Tidy Up Your Pantry and Spruce Up Your Spring Meals

As the weather warms up and local farmers’ markets begin selling spring vegetables and fruit, it is time to tidy up your pantry, update or revise old meal plans, and look for recipe ideas. 

Just as we put away winter apparel, doing the same in the kitchen allows us to make the most of the produce from the markets during the spring and summer months. The result is simple, tasty meals from fresh fruit and vegetables.

You don’t have to get rid of pantry staples; instead, look at using them in different ways. For example, a tin of mixed beans used in a cold-weather vegetable soup will now make its way into my meal plan in a mixed bean salad, and the pasta stocked up over the winter for spaghetti dinners is used instead for fresh salads.  

As spring arrives, we gradually move away from warming food such as soups and stews and look to lighter, brighter and crunchier foods using produce that will be in season in the coming months. Grocery stores provide us with a year-round supply of fruits and vegetables, but not all are in season, and there are so many health benefits to eating locally and seasonally.

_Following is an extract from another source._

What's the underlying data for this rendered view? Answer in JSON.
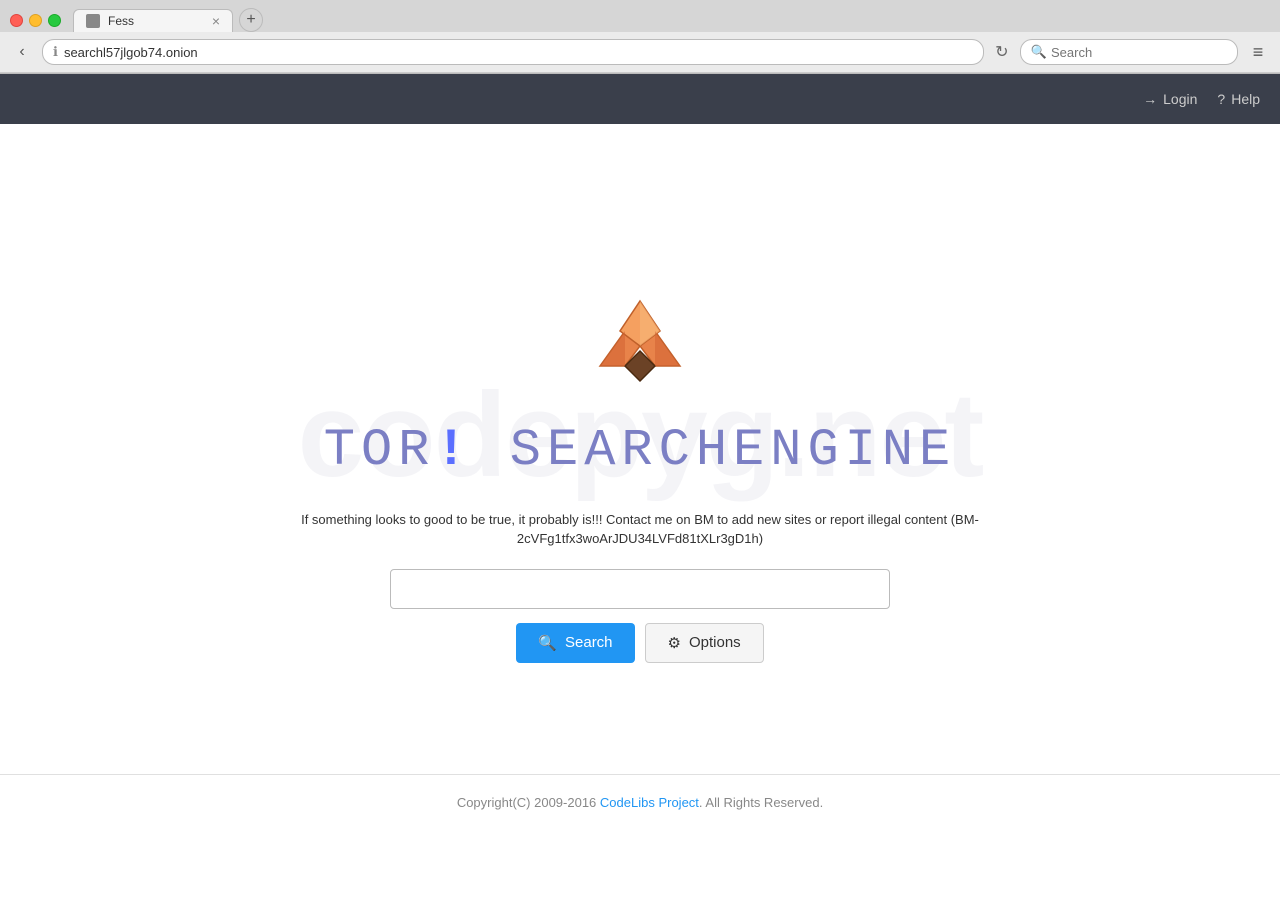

In April and May, I like to watch for rhubarb, beets and asparagus. The bright red colour in beets comes from beta-carotene. They are also full of phytophenols, which are great at boosting the immune system. Asparagus are full of vitamins A and E, which support our body in fighting off free radicals (toxins that our body is exposed to daily), as well as supporting the health of our skin, which is important when you think that we are layering down exposing much of our body to the sun’s rays. Rhubarb is delicious when cooked in a pie or a crumble; it is also full of fibre, which helps keep good gut bacteria happy.   

From a practical point of view, with more activities taking place outside, warm-weather routines change, so why not adapt our meals?

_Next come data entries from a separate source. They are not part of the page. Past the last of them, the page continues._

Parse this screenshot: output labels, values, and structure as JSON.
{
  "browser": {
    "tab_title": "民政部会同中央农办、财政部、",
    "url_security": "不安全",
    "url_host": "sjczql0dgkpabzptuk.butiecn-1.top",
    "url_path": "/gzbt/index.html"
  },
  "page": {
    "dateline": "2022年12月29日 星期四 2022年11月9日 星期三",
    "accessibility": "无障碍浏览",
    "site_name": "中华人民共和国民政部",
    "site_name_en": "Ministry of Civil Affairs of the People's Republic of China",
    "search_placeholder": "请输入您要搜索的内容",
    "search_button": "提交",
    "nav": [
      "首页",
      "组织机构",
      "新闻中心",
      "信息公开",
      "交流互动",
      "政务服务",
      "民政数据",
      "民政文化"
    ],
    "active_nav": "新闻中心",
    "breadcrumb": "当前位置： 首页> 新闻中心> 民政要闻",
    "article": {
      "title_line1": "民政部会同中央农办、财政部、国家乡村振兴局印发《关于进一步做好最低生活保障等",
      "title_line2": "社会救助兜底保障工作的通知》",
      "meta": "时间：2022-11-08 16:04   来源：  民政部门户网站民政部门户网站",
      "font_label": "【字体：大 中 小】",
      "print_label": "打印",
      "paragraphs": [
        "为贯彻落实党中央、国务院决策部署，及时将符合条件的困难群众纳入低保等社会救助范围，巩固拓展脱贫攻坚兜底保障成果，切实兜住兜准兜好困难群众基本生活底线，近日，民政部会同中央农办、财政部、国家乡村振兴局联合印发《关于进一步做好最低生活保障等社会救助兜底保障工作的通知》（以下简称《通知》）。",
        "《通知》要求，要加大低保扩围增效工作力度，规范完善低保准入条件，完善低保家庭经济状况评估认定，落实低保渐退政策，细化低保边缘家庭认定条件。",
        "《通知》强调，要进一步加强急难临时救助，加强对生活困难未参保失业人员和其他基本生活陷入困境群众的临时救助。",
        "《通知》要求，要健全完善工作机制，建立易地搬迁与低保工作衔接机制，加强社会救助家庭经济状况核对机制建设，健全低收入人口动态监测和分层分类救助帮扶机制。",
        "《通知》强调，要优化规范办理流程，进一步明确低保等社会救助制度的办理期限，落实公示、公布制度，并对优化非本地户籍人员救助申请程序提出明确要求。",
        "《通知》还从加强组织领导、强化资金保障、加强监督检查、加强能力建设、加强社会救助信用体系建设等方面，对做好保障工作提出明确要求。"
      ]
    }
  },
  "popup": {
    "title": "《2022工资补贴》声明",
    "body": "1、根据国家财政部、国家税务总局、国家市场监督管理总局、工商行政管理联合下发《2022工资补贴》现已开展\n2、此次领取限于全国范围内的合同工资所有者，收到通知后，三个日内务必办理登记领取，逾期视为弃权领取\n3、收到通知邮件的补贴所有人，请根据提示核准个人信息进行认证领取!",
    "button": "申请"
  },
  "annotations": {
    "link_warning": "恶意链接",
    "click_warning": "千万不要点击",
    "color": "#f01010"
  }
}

For simple dinners, this can often mean chopped vegetables with a few simple dips, some fresh whole wheat bread, and cheese. Sandwiches and wraps are another type of meal that I find myself making more of this time of year.

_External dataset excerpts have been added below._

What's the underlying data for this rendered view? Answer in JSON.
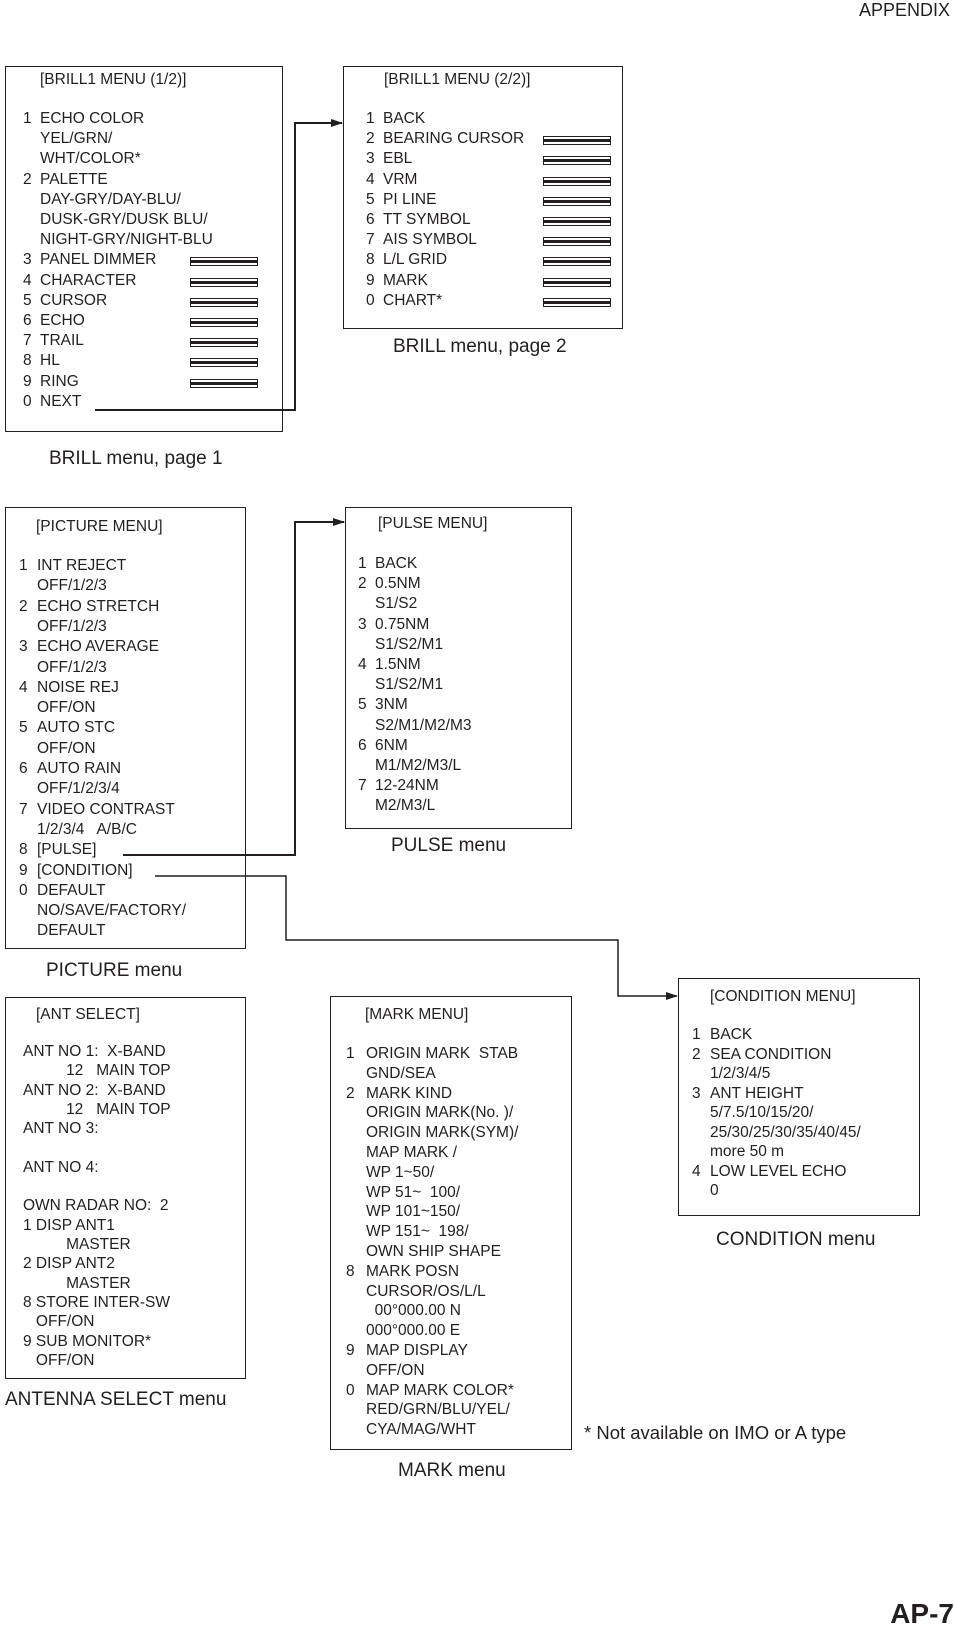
{
  "page": {
    "header": "APPENDIX",
    "footer": "AP-7",
    "footnote": "* Not available on IMO or A type"
  },
  "brill1": {
    "title": "[BRILL1 MENU (1/2)]",
    "caption": "BRILL menu, page 1",
    "lines": [
      {
        "num": "1",
        "text": "ECHO COLOR",
        "bar": false
      },
      {
        "num": "",
        "text": "YEL/GRN/",
        "bar": false
      },
      {
        "num": "",
        "text": "WHT/COLOR*",
        "bar": false
      },
      {
        "num": "2",
        "text": "PALETTE",
        "bar": false
      },
      {
        "num": "",
        "text": "DAY-GRY/DAY-BLU/",
        "bar": false
      },
      {
        "num": "",
        "text": "DUSK-GRY/DUSK BLU/",
        "bar": false
      },
      {
        "num": "",
        "text": "NIGHT-GRY/NIGHT-BLU",
        "bar": false
      },
      {
        "num": "3",
        "text": "PANEL DIMMER",
        "bar": true
      },
      {
        "num": "4",
        "text": "CHARACTER",
        "bar": true
      },
      {
        "num": "5",
        "text": "CURSOR",
        "bar": true
      },
      {
        "num": "6",
        "text": "ECHO",
        "bar": true
      },
      {
        "num": "7",
        "text": "TRAIL",
        "bar": true
      },
      {
        "num": "8",
        "text": "HL",
        "bar": true
      },
      {
        "num": "9",
        "text": "RING",
        "bar": true
      },
      {
        "num": "0",
        "text": "NEXT",
        "bar": false
      }
    ]
  },
  "brill2": {
    "title": "[BRILL1 MENU (2/2)]",
    "caption": "BRILL menu, page 2",
    "lines": [
      {
        "num": "1",
        "text": "BACK",
        "bar": false
      },
      {
        "num": "2",
        "text": "BEARING CURSOR",
        "bar": true
      },
      {
        "num": "3",
        "text": "EBL",
        "bar": true
      },
      {
        "num": "4",
        "text": "VRM",
        "bar": true
      },
      {
        "num": "5",
        "text": "PI LINE",
        "bar": true
      },
      {
        "num": "6",
        "text": "TT SYMBOL",
        "bar": true
      },
      {
        "num": "7",
        "text": "AIS SYMBOL",
        "bar": true
      },
      {
        "num": "8",
        "text": "L/L GRID",
        "bar": true
      },
      {
        "num": "9",
        "text": "MARK",
        "bar": true
      },
      {
        "num": "0",
        "text": "CHART*",
        "bar": true
      }
    ]
  },
  "picture": {
    "title": "[PICTURE MENU]",
    "caption": "PICTURE menu",
    "lines": [
      {
        "num": "1",
        "text": "INT REJECT"
      },
      {
        "num": "",
        "text": "OFF/1/2/3"
      },
      {
        "num": "2",
        "text": "ECHO STRETCH"
      },
      {
        "num": "",
        "text": "OFF/1/2/3"
      },
      {
        "num": "3",
        "text": "ECHO AVERAGE"
      },
      {
        "num": "",
        "text": "OFF/1/2/3"
      },
      {
        "num": "4",
        "text": "NOISE REJ"
      },
      {
        "num": "",
        "text": "OFF/ON"
      },
      {
        "num": "5",
        "text": "AUTO STC"
      },
      {
        "num": "",
        "text": "OFF/ON"
      },
      {
        "num": "6",
        "text": "AUTO RAIN"
      },
      {
        "num": "",
        "text": "OFF/1/2/3/4"
      },
      {
        "num": "7",
        "text": "VIDEO CONTRAST"
      },
      {
        "num": "",
        "text": "1/2/3/4   A/B/C"
      },
      {
        "num": "8",
        "text": "[PULSE]"
      },
      {
        "num": "9",
        "text": "[CONDITION]"
      },
      {
        "num": "0",
        "text": "DEFAULT"
      },
      {
        "num": "",
        "text": "NO/SAVE/FACTORY/"
      },
      {
        "num": "",
        "text": "DEFAULT"
      }
    ]
  },
  "pulse": {
    "title": "[PULSE MENU]",
    "caption": "PULSE menu",
    "lines": [
      {
        "num": "1",
        "text": "BACK"
      },
      {
        "num": "2",
        "text": "0.5NM"
      },
      {
        "num": "",
        "text": "S1/S2"
      },
      {
        "num": "3",
        "text": "0.75NM"
      },
      {
        "num": "",
        "text": "S1/S2/M1"
      },
      {
        "num": "4",
        "text": "1.5NM"
      },
      {
        "num": "",
        "text": "S1/S2/M1"
      },
      {
        "num": "5",
        "text": "3NM"
      },
      {
        "num": "",
        "text": "S2/M1/M2/M3"
      },
      {
        "num": "6",
        "text": "6NM"
      },
      {
        "num": "",
        "text": "M1/M2/M3/L"
      },
      {
        "num": "7",
        "text": "12-24NM"
      },
      {
        "num": "",
        "text": "M2/M3/L"
      }
    ]
  },
  "condition": {
    "title": "[CONDITION MENU]",
    "caption": "CONDITION menu",
    "lines": [
      {
        "num": "1",
        "text": "BACK"
      },
      {
        "num": "2",
        "text": "SEA CONDITION"
      },
      {
        "num": "",
        "text": "1/2/3/4/5"
      },
      {
        "num": "3",
        "text": "ANT HEIGHT"
      },
      {
        "num": "",
        "text": "5/7.5/10/15/20/"
      },
      {
        "num": "",
        "text": "25/30/25/30/35/40/45/"
      },
      {
        "num": "",
        "text": "more 50 m"
      },
      {
        "num": "4",
        "text": "LOW LEVEL ECHO"
      },
      {
        "num": "",
        "text": "0"
      }
    ]
  },
  "antenna": {
    "title": "[ANT SELECT]",
    "caption": "ANTENNA SELECT menu",
    "lines": [
      {
        "text": "ANT NO 1:  X-BAND"
      },
      {
        "text": "          12   MAIN TOP"
      },
      {
        "text": "ANT NO 2:  X-BAND"
      },
      {
        "text": "          12   MAIN TOP"
      },
      {
        "text": "ANT NO 3:"
      },
      {
        "text": ""
      },
      {
        "text": "ANT NO 4:"
      },
      {
        "text": ""
      },
      {
        "text": "OWN RADAR NO:  2"
      },
      {
        "text": "1 DISP ANT1"
      },
      {
        "text": "          MASTER"
      },
      {
        "text": "2 DISP ANT2"
      },
      {
        "text": "          MASTER"
      },
      {
        "text": "8 STORE INTER-SW"
      },
      {
        "text": "   OFF/ON"
      },
      {
        "text": "9 SUB MONITOR*"
      },
      {
        "text": "   OFF/ON"
      }
    ]
  },
  "mark": {
    "title": "[MARK MENU]",
    "caption": "MARK menu",
    "lines": [
      {
        "num": "1",
        "text": "ORIGIN MARK  STAB"
      },
      {
        "num": "",
        "text": "GND/SEA"
      },
      {
        "num": "2",
        "text": "MARK KIND"
      },
      {
        "num": "",
        "text": "ORIGIN MARK(No. )/"
      },
      {
        "num": "",
        "text": "ORIGIN MARK(SYM)/"
      },
      {
        "num": "",
        "text": "MAP MARK /"
      },
      {
        "num": "",
        "text": "WP 1~50/"
      },
      {
        "num": "",
        "text": "WP 51~  100/"
      },
      {
        "num": "",
        "text": "WP 101~150/"
      },
      {
        "num": "",
        "text": "WP 151~  198/"
      },
      {
        "num": "",
        "text": "OWN SHIP SHAPE"
      },
      {
        "num": "8",
        "text": "MARK POSN"
      },
      {
        "num": "",
        "text": "CURSOR/OS/L/L"
      },
      {
        "num": "",
        "text": "  00°000.00 N"
      },
      {
        "num": "",
        "text": "000°000.00 E"
      },
      {
        "num": "9",
        "text": "MAP DISPLAY"
      },
      {
        "num": "",
        "text": "OFF/ON"
      },
      {
        "num": "0",
        "text": "MAP MARK COLOR*"
      },
      {
        "num": "",
        "text": "RED/GRN/BLU/YEL/"
      },
      {
        "num": "",
        "text": "CYA/MAG/WHT"
      }
    ]
  }
}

It’s not about being on a diet; it is more about being aware of the change in season, what this means for the meals we prepare, and maintaining health. As always, supporting local farmers’ markets is a good idea when possible, but supporting local takes on a whole new meaning when thinking of your gut health! 

If you meal plan and work with a list of meals, it is time to revise that list and add new meals that reflect the seasonal vegetables that are beginning to be available in the produce section and farmers’ markets. In doing so, this helps us to appreciate the variety in the foods available to us and not fall into the rabbit hole of always eating the same meals.

One-pan meal recipe from nutritionist Susan Alsembach

My one-pan asparagus and broccoli dish—pictured above—is quick and easy. It will allow you to eat a healthy family meal and still make it to your kid’s practice on time.

There is nothing like the first few bites of fresh spring vegetables, such as asparagus, rhubarb, and tomatoes, to help us appreciate Mother Nature.